You really should upgrade to PHP 5.3.5 or 5.2.17

Guillaume Plessis — Fri, 07 Jan 2011 10:53:42 +0000

A few days after releasing PHP 5.3.4 and PHP 5.2.16, the PHP group announced an important security update with PHP 5.3.5 and PHP 5.2.17 :

This release resolves a critical issue, reported as PHP bug #53632 and CVE-2010-4645, where conversions from string to double might cause the PHP interpreter to hang on systems using x87 FPU registers.

The problem is known to only affect x86 32-bit PHP processes, regardless of whether the system hosting PHP is 32-bit or 64-bit. You can test whether your system is affected by running this script from the command line.

All users of PHP are strongly advised to update to these versions immediately.

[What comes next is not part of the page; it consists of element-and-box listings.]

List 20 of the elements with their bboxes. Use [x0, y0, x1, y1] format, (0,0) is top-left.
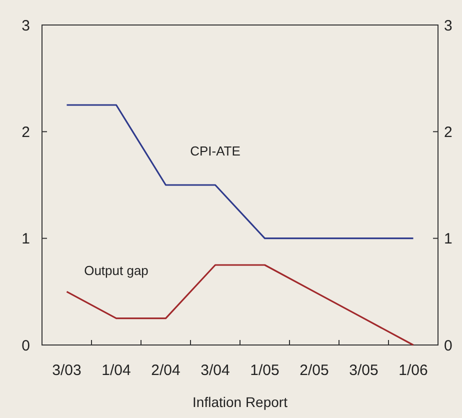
y2-tick-label: 0 — [444, 337, 452, 354]
x-tick-label: 3/05 — [349, 362, 378, 379]
y2-tick-label: 2 — [444, 124, 452, 141]
y-tick-label: 1 — [22, 230, 30, 248]
x-tick-label: 3/03 — [52, 362, 82, 379]
y-tick-label: 3 — [22, 17, 30, 34]
x-axis-title: Inflation Report — [192, 394, 288, 410]
text: CPI-ATE — [190, 143, 241, 158]
y-tick-label: 2 — [22, 124, 30, 141]
series-label: Output gap — [84, 262, 148, 278]
x-tick-label: 1/05 — [250, 362, 280, 379]
x-tick-label: 3/04 — [200, 362, 230, 379]
x-tick-label: 2/04 — [151, 362, 180, 379]
x-tick-label: 1/04 — [102, 362, 131, 379]
y2-tick-label: 3 — [444, 17, 452, 34]
y2-tick-label: 1 — [444, 230, 452, 248]
x-tick-label: 2/05 — [300, 362, 329, 379]
y-tick-label: 0 — [22, 337, 30, 354]
x-tick-label: 1/06 — [398, 362, 428, 379]
line-series — [66, 264, 414, 346]
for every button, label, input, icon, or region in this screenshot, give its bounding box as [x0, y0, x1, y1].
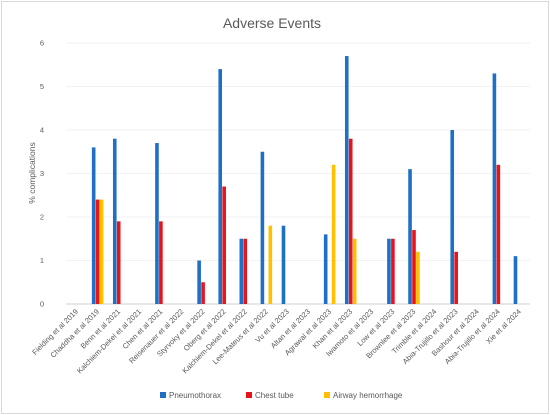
bar-pneumothorax	[91, 147, 96, 304]
y-tick-label: 1	[40, 256, 44, 265]
bar-pneumothorax	[155, 143, 159, 304]
bar-pneumothorax	[492, 73, 497, 304]
legend-entry: Chest tube	[255, 391, 294, 400]
bar-chest-tube	[95, 199, 100, 304]
bar-chest-tube	[222, 186, 226, 304]
y-tick-label: 6	[40, 39, 44, 48]
bar-airway-hemorrhage	[99, 199, 104, 304]
bar-pneumothorax	[197, 260, 201, 304]
y-tick-label: 0	[40, 300, 44, 309]
bar-pneumothorax	[218, 69, 223, 304]
bar-airway-hemorrhage	[352, 238, 357, 304]
bar-airway-hemorrhage	[416, 251, 420, 304]
y-tick-label: 4	[40, 126, 44, 135]
bar-chest-tube	[116, 221, 121, 304]
bar-pneumothorax	[323, 234, 328, 304]
bar-pneumothorax	[112, 138, 117, 304]
bar-pneumothorax	[239, 238, 244, 304]
bar-chest-tube	[391, 238, 395, 304]
chart-title: Adverse Events	[223, 15, 321, 31]
bar-pneumothorax	[260, 151, 265, 304]
legend-swatch	[246, 392, 252, 398]
bar-pneumothorax	[408, 169, 412, 304]
legend-swatch	[324, 392, 330, 398]
bar-chest-tube	[243, 238, 248, 304]
bar-airway-hemorrhage	[331, 164, 336, 304]
y-tick-label: 2	[40, 213, 44, 222]
bar-chest-tube	[201, 282, 205, 304]
bar-chest-tube	[454, 251, 458, 304]
y-tick-label: 3	[40, 169, 44, 178]
bar-airway-hemorrhage	[268, 225, 273, 304]
y-tick-label: 5	[40, 82, 44, 91]
bar-chest-tube	[496, 164, 501, 304]
bar-pneumothorax	[513, 256, 518, 304]
legend-entry: Airway hemorrhage	[333, 391, 403, 400]
bar-pneumothorax	[281, 225, 286, 304]
bar-chest-tube	[159, 221, 163, 304]
bar-pneumothorax	[344, 56, 349, 304]
bar-chest-tube	[348, 138, 353, 304]
legend-swatch	[160, 392, 166, 398]
legend-entry: Pneumothorax	[169, 391, 221, 400]
y-axis-label: % complications	[27, 142, 37, 203]
bar-chest-tube	[412, 230, 416, 304]
bar-pneumothorax	[387, 238, 391, 304]
bar-pneumothorax	[450, 130, 455, 304]
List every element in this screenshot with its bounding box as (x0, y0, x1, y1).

The Dotdeb packages for Debian “Lenny” 5.0 are now available. You really should upgrade.

PHP 5.3.4 is available

Guillaume Plessis — Mon, 03 Jan 2011 21:10:19 +0000

After PHP 5.3.4 has been released by the PHP Group and after the corresponding Suhosin patch has been published by Stefan Esser, the PHP 5.3.4 packages for Debian “Lenny” 5.0 are now available on Dotdeb. Thanks for your patience.

Follow these instructions if you’re installing them for the first time. And as usual, please read the full announcement and the Changelog before upgrading.

Happy new year!

PHP 5.2 last update : 5.2.16

Guillaume Plessis — Mon, 03 Jan 2011 19:14:22 +0000

PHP 5.2.16 has been released by the PHP Group a few days after PHP 5.2.15 (fixing an open_basedir issue). It is now available on Dotdeb for your Debian “Lenny” servers.

This maintainance release marks the end of support for PHP 5.2. You are strongly encouraged to upgrade to PHP 5.3 (read this migration guide).

Please read PHP 5.2.15 and 5.2.16 release announcements and the full Changelog before upgrading.